I firmly believe if we were less prudish and more practical about sex education from a young age, we could do a lot to minimize the damage caused by child sexual abuse and sexual assault. Age-appropriate sex ed, STI and pregnancy prevention and consent education should be primary parts of our educational curriculum. But they’re not, and that hurts us far more than we even realize it.

So what happens after someone has been assaulted or a child has been sexually abused? Aside from the myriad of mental, physical and emotional effects, one of the things that gets most disrupted is how a person responds to sex. For some, sex becomes a compulsion, something they need to feel any kind of self-worth. For others, like myself, sex becomes something to be avoided, something to detach from and something to be ashamed of.

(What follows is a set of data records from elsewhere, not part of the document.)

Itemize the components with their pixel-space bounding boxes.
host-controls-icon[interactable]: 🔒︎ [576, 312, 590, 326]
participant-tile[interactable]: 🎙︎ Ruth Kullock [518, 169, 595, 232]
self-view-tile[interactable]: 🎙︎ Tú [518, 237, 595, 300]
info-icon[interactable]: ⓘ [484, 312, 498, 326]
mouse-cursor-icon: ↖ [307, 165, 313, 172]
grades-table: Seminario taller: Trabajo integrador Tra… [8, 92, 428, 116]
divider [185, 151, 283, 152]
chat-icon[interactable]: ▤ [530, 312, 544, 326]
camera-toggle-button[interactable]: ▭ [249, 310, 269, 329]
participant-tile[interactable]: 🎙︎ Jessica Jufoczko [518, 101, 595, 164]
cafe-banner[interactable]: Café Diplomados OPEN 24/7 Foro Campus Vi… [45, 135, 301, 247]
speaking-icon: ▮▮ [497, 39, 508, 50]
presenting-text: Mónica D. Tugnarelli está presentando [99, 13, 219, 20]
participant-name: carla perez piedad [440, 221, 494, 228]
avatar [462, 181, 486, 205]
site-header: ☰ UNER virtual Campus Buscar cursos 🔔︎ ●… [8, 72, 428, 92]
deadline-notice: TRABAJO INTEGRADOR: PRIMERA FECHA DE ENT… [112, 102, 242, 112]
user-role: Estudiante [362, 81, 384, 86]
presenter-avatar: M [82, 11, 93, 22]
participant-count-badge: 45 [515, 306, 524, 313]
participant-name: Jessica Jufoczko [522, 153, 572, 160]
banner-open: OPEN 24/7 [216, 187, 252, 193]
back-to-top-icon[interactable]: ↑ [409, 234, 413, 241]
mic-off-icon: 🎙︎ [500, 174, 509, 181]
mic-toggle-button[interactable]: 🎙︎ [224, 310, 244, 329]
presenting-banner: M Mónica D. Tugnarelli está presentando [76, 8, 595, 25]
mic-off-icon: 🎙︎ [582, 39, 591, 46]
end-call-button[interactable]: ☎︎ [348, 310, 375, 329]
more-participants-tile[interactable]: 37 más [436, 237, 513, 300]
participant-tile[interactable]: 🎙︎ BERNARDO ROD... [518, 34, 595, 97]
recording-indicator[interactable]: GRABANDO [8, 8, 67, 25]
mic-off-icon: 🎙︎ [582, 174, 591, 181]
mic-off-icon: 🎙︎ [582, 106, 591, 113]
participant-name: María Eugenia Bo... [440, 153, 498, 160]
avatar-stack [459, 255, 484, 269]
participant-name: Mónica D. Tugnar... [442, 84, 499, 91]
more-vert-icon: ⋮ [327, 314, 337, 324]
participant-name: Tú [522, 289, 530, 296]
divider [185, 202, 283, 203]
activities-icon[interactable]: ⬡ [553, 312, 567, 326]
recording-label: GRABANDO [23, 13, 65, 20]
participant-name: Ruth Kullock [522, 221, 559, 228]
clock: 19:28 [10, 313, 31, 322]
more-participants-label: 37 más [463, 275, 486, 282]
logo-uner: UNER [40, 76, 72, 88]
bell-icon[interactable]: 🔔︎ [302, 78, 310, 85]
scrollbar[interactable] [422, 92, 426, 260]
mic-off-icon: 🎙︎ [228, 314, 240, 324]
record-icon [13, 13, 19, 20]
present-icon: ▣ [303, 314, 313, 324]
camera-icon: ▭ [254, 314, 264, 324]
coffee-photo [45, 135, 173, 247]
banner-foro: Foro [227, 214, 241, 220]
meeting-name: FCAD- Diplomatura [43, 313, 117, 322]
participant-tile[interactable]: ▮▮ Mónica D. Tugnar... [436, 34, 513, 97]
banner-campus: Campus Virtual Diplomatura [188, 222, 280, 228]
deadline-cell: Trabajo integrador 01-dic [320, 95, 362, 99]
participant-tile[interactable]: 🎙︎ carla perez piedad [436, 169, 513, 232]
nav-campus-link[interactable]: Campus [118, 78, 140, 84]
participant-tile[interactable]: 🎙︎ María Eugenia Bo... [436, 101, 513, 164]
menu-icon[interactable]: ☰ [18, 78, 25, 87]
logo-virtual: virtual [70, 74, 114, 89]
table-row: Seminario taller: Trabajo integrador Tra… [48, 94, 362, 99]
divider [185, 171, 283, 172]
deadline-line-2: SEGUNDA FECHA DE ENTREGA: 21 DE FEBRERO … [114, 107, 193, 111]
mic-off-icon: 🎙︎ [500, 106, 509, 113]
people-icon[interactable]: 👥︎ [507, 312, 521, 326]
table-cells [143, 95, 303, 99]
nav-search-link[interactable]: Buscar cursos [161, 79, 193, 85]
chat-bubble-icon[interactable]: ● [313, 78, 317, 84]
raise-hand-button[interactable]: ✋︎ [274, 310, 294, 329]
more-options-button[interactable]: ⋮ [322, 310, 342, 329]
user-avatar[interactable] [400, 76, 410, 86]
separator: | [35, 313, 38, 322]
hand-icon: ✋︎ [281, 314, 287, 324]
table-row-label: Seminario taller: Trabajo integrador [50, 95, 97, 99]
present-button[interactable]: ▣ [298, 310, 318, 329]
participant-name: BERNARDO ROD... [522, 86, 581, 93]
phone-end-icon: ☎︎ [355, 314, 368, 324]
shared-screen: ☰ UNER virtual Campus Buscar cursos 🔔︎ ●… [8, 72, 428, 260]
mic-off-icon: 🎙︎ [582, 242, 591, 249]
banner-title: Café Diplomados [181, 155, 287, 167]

Part of the issue is basic human anatomy. Children are born with the capacity to feel pleasure just like adults. Most children learn this by playing with themselves, which is a normal part of growing up. But when this is disrupted by abuse, and our bodies react the way they are supposed to, the messages of what is normal versus abnormal because blurred.

I’ve been in therapy for four and a half years, and while we have scratched the surface of this subject, we haven’t really focused on it until now. It has become something we are working on in earnest and quite frankly, it’s been one of the most difficult and humiliating aspects of my trauma therapy so far.

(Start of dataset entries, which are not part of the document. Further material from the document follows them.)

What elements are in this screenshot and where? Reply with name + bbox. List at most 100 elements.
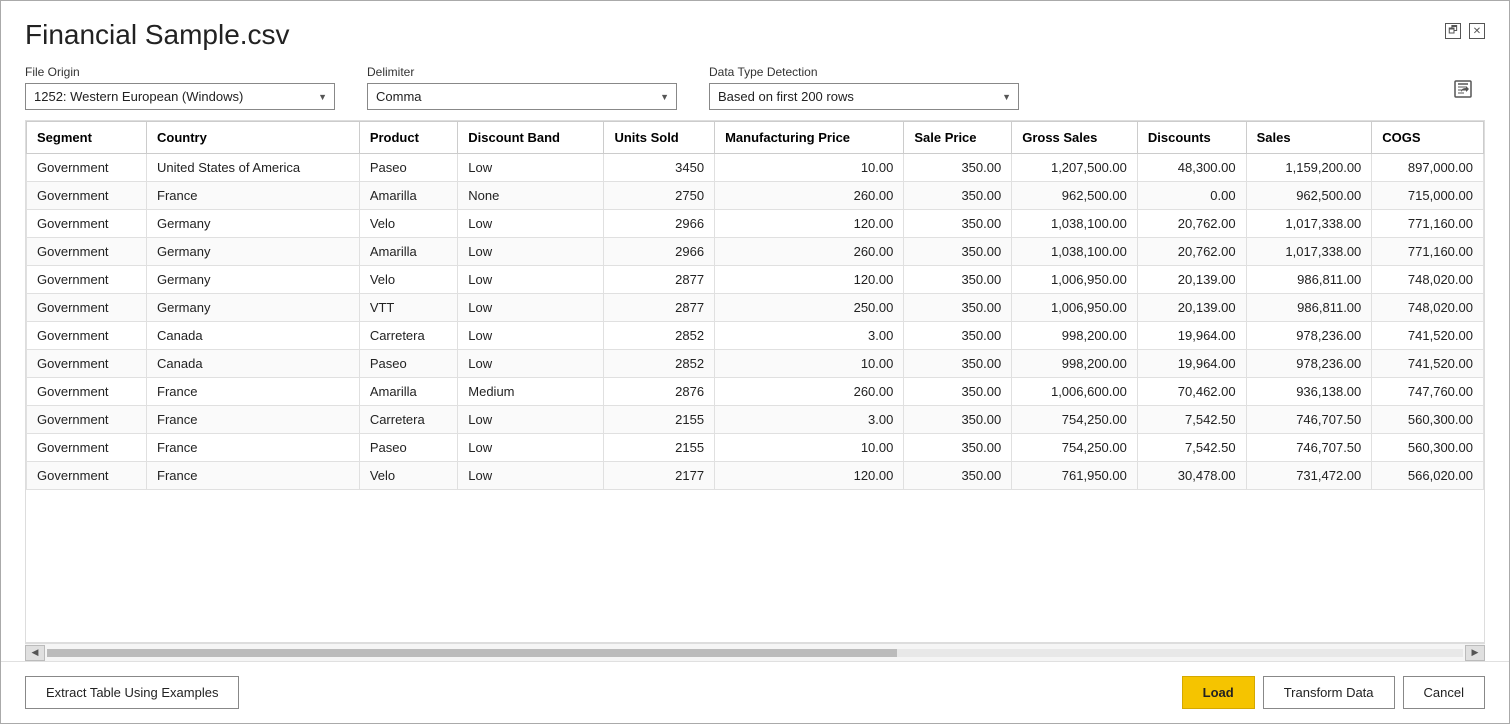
title-bar: Financial Sample.csv 🗗 ✕ bbox=[1, 1, 1509, 59]
table-cell: 120.00 bbox=[715, 462, 904, 490]
table-cell: 350.00 bbox=[904, 266, 1012, 294]
table-cell: Carretera bbox=[359, 406, 457, 434]
table-cell: 260.00 bbox=[715, 238, 904, 266]
scroll-left-arrow[interactable]: ◀ bbox=[25, 645, 45, 661]
table-cell: 19,964.00 bbox=[1137, 350, 1246, 378]
table-cell: 1,006,600.00 bbox=[1012, 378, 1138, 406]
table-cell: 2852 bbox=[604, 322, 715, 350]
table-row: GovernmentGermanyVeloLow2966120.00350.00… bbox=[27, 210, 1484, 238]
table-cell: France bbox=[147, 462, 360, 490]
table-cell: 731,472.00 bbox=[1246, 462, 1372, 490]
table-cell: Canada bbox=[147, 350, 360, 378]
refresh-button[interactable] bbox=[1453, 79, 1473, 110]
table-cell: 20,762.00 bbox=[1137, 210, 1246, 238]
table-cell: 10.00 bbox=[715, 434, 904, 462]
delimiter-select[interactable]: CommaTabSemicolonSpaceColon bbox=[367, 83, 677, 110]
column-header-segment: Segment bbox=[27, 122, 147, 154]
table-cell: Government bbox=[27, 154, 147, 182]
cancel-button[interactable]: Cancel bbox=[1403, 676, 1485, 709]
table-cell: Amarilla bbox=[359, 238, 457, 266]
delimiter-label: Delimiter bbox=[367, 65, 677, 79]
file-origin-group: File Origin 1252: Western European (Wind… bbox=[25, 65, 335, 110]
table-cell: 7,542.50 bbox=[1137, 434, 1246, 462]
table-cell: 7,542.50 bbox=[1137, 406, 1246, 434]
footer: Extract Table Using Examples Load Transf… bbox=[1, 661, 1509, 723]
table-cell: 350.00 bbox=[904, 350, 1012, 378]
table-cell: Paseo bbox=[359, 154, 457, 182]
column-header-discount-band: Discount Band bbox=[458, 122, 604, 154]
table-row: GovernmentFrancePaseoLow215510.00350.007… bbox=[27, 434, 1484, 462]
table-cell: 962,500.00 bbox=[1246, 182, 1372, 210]
table-cell: 120.00 bbox=[715, 210, 904, 238]
table-cell: 20,139.00 bbox=[1137, 266, 1246, 294]
table-cell: Government bbox=[27, 210, 147, 238]
table-cell: 260.00 bbox=[715, 378, 904, 406]
scroll-right-arrow[interactable]: ▶ bbox=[1465, 645, 1485, 661]
table-cell: 350.00 bbox=[904, 406, 1012, 434]
table-cell: 897,000.00 bbox=[1372, 154, 1484, 182]
table-cell: 2876 bbox=[604, 378, 715, 406]
table-cell: 350.00 bbox=[904, 238, 1012, 266]
column-header-cogs: COGS bbox=[1372, 122, 1484, 154]
table-cell: Amarilla bbox=[359, 182, 457, 210]
restore-button[interactable]: 🗗 bbox=[1445, 23, 1461, 39]
table-cell: Medium bbox=[458, 378, 604, 406]
dialog: Financial Sample.csv 🗗 ✕ File Origin 125… bbox=[0, 0, 1510, 724]
table-cell: 3.00 bbox=[715, 322, 904, 350]
table-cell: Velo bbox=[359, 210, 457, 238]
table-cell: Velo bbox=[359, 462, 457, 490]
table-cell: VTT bbox=[359, 294, 457, 322]
transform-data-button[interactable]: Transform Data bbox=[1263, 676, 1395, 709]
table-row: GovernmentFranceVeloLow2177120.00350.007… bbox=[27, 462, 1484, 490]
extract-table-button[interactable]: Extract Table Using Examples bbox=[25, 676, 239, 709]
table-cell: 1,006,950.00 bbox=[1012, 266, 1138, 294]
table-cell: Government bbox=[27, 406, 147, 434]
table-cell: France bbox=[147, 182, 360, 210]
file-origin-label: File Origin bbox=[25, 65, 335, 79]
table-cell: 350.00 bbox=[904, 322, 1012, 350]
table-cell: 350.00 bbox=[904, 378, 1012, 406]
table-cell: Paseo bbox=[359, 434, 457, 462]
table-cell: 2852 bbox=[604, 350, 715, 378]
table-cell: 350.00 bbox=[904, 182, 1012, 210]
delimiter-wrapper: CommaTabSemicolonSpaceColon bbox=[367, 83, 677, 110]
table-row: GovernmentCanadaPaseoLow285210.00350.009… bbox=[27, 350, 1484, 378]
table-cell: Low bbox=[458, 462, 604, 490]
table-cell: Low bbox=[458, 266, 604, 294]
table-cell: 350.00 bbox=[904, 434, 1012, 462]
table-cell: 19,964.00 bbox=[1137, 322, 1246, 350]
close-button[interactable]: ✕ bbox=[1469, 23, 1485, 39]
table-cell: 250.00 bbox=[715, 294, 904, 322]
table-cell: France bbox=[147, 406, 360, 434]
scroll-track bbox=[47, 649, 1463, 657]
load-button[interactable]: Load bbox=[1182, 676, 1255, 709]
column-header-country: Country bbox=[147, 122, 360, 154]
table-cell: 2966 bbox=[604, 238, 715, 266]
table-cell: Low bbox=[458, 322, 604, 350]
table-cell: Low bbox=[458, 350, 604, 378]
table-cell: 2155 bbox=[604, 406, 715, 434]
table-cell: Carretera bbox=[359, 322, 457, 350]
table-row: GovernmentFranceAmarillaNone2750260.0035… bbox=[27, 182, 1484, 210]
table-cell: 754,250.00 bbox=[1012, 434, 1138, 462]
delimiter-group: Delimiter CommaTabSemicolonSpaceColon bbox=[367, 65, 677, 110]
table-cell: France bbox=[147, 378, 360, 406]
table-cell: Germany bbox=[147, 266, 360, 294]
data-type-select[interactable]: Based on first 200 rowsBased on entire d… bbox=[709, 83, 1019, 110]
table-container[interactable]: SegmentCountryProductDiscount BandUnits … bbox=[25, 120, 1485, 643]
window-controls: 🗗 ✕ bbox=[1445, 23, 1485, 39]
table-cell: 2877 bbox=[604, 266, 715, 294]
file-origin-select[interactable]: 1252: Western European (Windows)UTF-8UTF… bbox=[25, 83, 335, 110]
table-cell: Velo bbox=[359, 266, 457, 294]
column-header-units-sold: Units Sold bbox=[604, 122, 715, 154]
table-cell: None bbox=[458, 182, 604, 210]
table-cell: 2177 bbox=[604, 462, 715, 490]
horizontal-scrollbar[interactable]: ◀ ▶ bbox=[25, 643, 1485, 661]
table-cell: 998,200.00 bbox=[1012, 322, 1138, 350]
table-cell: 48,300.00 bbox=[1137, 154, 1246, 182]
table-cell: 986,811.00 bbox=[1246, 294, 1372, 322]
column-header-discounts: Discounts bbox=[1137, 122, 1246, 154]
table-cell: 2155 bbox=[604, 434, 715, 462]
table-cell: 962,500.00 bbox=[1012, 182, 1138, 210]
table-cell: 120.00 bbox=[715, 266, 904, 294]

Even talking about it makes me devolve into that abused child, wanting to hide herself from her abuser. The idea of learning what I like and separating my body from both my abuser and my inappropriate mother who was hypersexual with me and made comments about my developing body all the time, feels impossible.

My whole body tenses up like a brick when it experiences pleasure, much like it did as a little girl, trying to prevent my stepgrandfather from gaining any access to my body. I feel trapped. I feel smothered. I feel intense pain. I feel ashamed. I feel humiliated. I feel broken. But most of all, I feel betrayed and angry. It’s not fair that something that should be so beautiful like sharing physical intimacy with your loved one should be so challenging because others decided to take it away from you.

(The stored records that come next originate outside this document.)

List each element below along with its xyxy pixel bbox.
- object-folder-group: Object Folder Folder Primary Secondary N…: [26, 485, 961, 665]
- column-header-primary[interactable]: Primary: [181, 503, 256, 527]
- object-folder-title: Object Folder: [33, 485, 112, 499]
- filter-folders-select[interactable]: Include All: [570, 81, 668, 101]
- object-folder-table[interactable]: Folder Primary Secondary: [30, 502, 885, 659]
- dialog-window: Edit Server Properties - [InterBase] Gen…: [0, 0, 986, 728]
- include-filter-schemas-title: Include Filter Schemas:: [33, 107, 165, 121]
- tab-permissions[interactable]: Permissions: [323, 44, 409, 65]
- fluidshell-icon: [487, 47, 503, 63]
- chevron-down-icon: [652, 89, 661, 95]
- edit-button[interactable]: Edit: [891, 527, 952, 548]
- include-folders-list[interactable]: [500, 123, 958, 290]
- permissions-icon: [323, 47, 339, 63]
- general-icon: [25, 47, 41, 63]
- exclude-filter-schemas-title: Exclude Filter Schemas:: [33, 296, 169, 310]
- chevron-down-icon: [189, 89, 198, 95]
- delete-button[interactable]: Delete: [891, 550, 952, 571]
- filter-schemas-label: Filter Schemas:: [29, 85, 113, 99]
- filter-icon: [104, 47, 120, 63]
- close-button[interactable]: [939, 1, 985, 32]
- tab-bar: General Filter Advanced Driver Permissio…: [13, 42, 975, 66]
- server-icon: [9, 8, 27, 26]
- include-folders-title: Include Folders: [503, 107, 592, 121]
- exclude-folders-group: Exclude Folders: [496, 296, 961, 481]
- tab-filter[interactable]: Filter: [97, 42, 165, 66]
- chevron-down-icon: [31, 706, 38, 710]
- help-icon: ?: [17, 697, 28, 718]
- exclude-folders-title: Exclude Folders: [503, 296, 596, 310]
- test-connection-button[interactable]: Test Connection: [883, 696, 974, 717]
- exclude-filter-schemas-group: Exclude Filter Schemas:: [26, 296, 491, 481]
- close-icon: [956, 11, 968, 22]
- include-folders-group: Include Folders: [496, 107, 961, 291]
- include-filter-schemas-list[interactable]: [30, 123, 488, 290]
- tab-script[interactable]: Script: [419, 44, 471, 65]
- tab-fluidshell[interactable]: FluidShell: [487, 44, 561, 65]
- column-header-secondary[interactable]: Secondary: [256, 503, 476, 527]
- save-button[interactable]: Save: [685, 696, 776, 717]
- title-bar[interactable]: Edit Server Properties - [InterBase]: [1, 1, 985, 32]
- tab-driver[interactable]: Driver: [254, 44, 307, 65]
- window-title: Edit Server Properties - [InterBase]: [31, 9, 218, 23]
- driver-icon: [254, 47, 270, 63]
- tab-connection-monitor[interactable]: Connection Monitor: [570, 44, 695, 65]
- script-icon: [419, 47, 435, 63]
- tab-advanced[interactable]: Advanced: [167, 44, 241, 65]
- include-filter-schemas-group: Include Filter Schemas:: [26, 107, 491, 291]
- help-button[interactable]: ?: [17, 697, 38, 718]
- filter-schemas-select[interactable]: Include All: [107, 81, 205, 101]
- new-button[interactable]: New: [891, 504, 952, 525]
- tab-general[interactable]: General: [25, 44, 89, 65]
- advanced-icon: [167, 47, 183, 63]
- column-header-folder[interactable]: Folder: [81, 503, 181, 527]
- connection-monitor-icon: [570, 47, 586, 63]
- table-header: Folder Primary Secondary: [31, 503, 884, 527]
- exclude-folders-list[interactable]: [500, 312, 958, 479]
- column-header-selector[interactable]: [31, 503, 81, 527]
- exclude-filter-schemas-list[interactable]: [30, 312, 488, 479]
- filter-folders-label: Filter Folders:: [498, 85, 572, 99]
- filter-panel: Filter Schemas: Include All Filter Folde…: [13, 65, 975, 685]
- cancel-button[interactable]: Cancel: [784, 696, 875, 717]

I wonder how many others are out there feeling despondent over their inability to enjoy sex. I wonder how many feel the guilt of not being able to connect in this way with their loved one. I’ve felt everything from rage to self-loathing, and even pangs of wishing I could just disappear because it would be easier than doing this work. 

My therapist asked me flat-out if I would rather not have sex again. The answer is both yes and no. It would be a heck of a lot easier to just say no and not have to do this work because frankly it sucks and it’s fucking hard. But, the survivor in me, the one who has already worked this hard on my healing, the one who loves her husband and the one who doesn’t want her abusers to win, isn’t willing to give up so easily. I want to reclaim what’s rightfully mine: my sexuality.

If you struggle like me, you’re not alone. I wish there was some kind of magic wand that could make this easier or faster. All I can say is it’s important to have a therapist you can discuss these issues with no matter how humiliating it feels, and it’s important you include your loved one in the healing process. They deserve to know they didn’t do anything wrong. Our response isn’t a rejection of them. And it most certainly doesn’t reflect how much you care for or love them. Work on finding other ways of connecting intimately while you sort this out. It may even be one of the best opportunities you will ever experience in terms of opening up new lines of communication.

My wish for us all is to achieve pleasure without shame. We are worth it.